5. Possibility of subsequent prohibition
The further use of critical components can also be subsequently prohibited if the manufacturer proves to be untrustworthy (section 9b(4) and (5) Act on the Federal Office for Information Security). The subsequent determination that a manufacturer is untrustworthy can be based in particular on a false guarantee or violations of obligations contained therein, insufficient security checks on the component, non-transparent communication of vulnerabilities or the component’s susceptibility to misuse.
Instead of the prohibition, which may be accompanied by an appropriate transitional period and which may also refer to further critical components of the manufacturer, it is also possible, as a milder means of enforcement, for the Federal Ministry of the Interior to issue subsequent orders with regard to the critical components in question.
Where a manufacturer is deemed to be extremely untrustworthy, the use of all its critical components may be prohibited (section 9b(7) Act on the Federal Office for Information Security).
6. Significance for companies
The amendment of the Act on the Federal Office for Information Security may have significant consequences not only for foreign manufacturers of IT components, but also for the operators of critical infrastructures as their customers, even leading to a ban on the use of these components. This affects the entire telecommunications sector.
The newly introduced review procedure, which must now be carried out before each new use of a critical component (see 4 above), must be taken into account in this regard. Added to this is the possibility that use can be prohibited subsequently (see 5 above).
This far-reaching consequence of the legislative changes gives rise to considerable uncertainty about the use of critical components from foreign, and especially Chinese, manufacturers for a large number of important network expansion projects in Germany.
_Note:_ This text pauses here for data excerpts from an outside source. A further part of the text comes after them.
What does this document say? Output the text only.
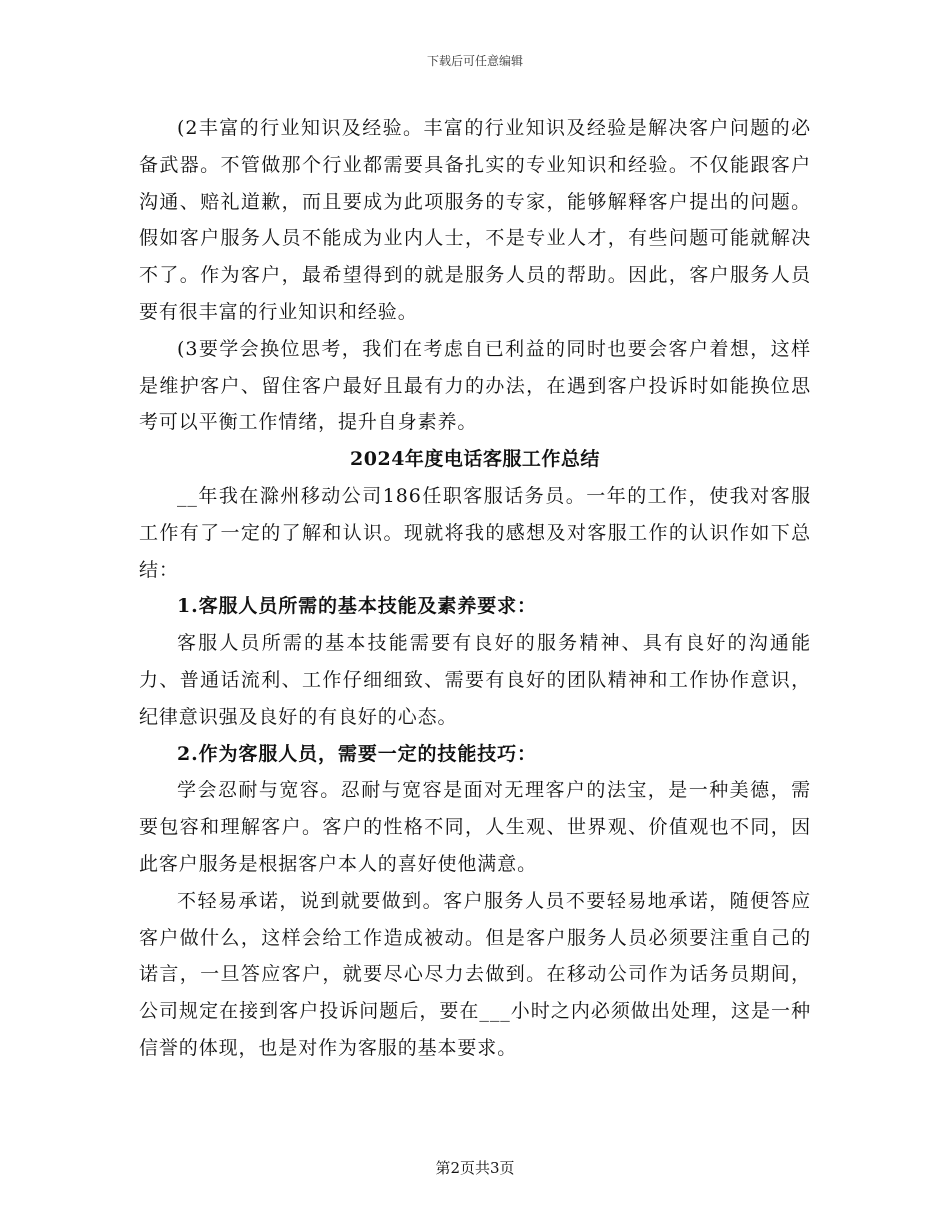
下载后可任意编辑

(2丰富的行业知识及经验。丰富的行业知识及经验是解决客户问题的必备武器。不管做那个行业都需要具备扎实的专业知识和经验。不仅能跟客户沟通、赔礼道歉，而且要成为此项服务的专家，能够解释客户提出的问题。假如客户服务人员不能成为业内人士，不是专业人才，有些问题可能就解决不了。作为客户，最希望得到的就是服务人员的帮助。因此，客户服务人员要有很丰富的行业知识和经验。

(3要学会换位思考，我们在考虑自已利益的同时也要会客户着想，这样是维护客户、留住客户最好且最有力的办法，在遇到客户投诉时如能换位思考可以平衡工作情绪，提升自身素养。

2024年度电话客服工作总结

__年我在滁州移动公司186任职客服话务员。一年的工作，使我对客服工作有了一定的了解和认识。现就将我的感想及对客服工作的认识作如下总结：

1.客服人员所需的基本技能及素养要求：

客服人员所需的基本技能需要有良好的服务精神、具有良好的沟通能力、普通话流利、工作仔细细致、需要有良好的团队精神和工作协作意识，纪律意识强及良好的有良好的心态。

2.作为客服人员，需要一定的技能技巧：

学会忍耐与宽容。忍耐与宽容是面对无理客户的法宝，是一种美德，需要包容和理解客户。客户的性格不同，人生观、世界观、价值观也不同，因此客户服务是根据客户本人的喜好使他满意。

不轻易承诺，说到就要做到。客户服务人员不要轻易地承诺，随便答应客户做什么，这样会给工作造成被动。但是客户服务人员必须要注重自己的诺言，一旦答应客户，就要尽心尽力去做到。在移动公司作为话务员期间，公司规定在接到客户投诉问题后，要在___小时之内必须做出处理，这是一种信誉的体现，也是对作为客服的基本要求。

第2页共3页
The fact that the use of components may be prohibited even after they are already being used – theoretically, even if the relevant components themselves do not give rise to any security risks – creates the significant risk that operators may at any time find themselves having to replace components within an extremely tight timeframe. Should this risk arise, it may result in the disruption of business processes as well as significant costs, including for the procurement of replacement components.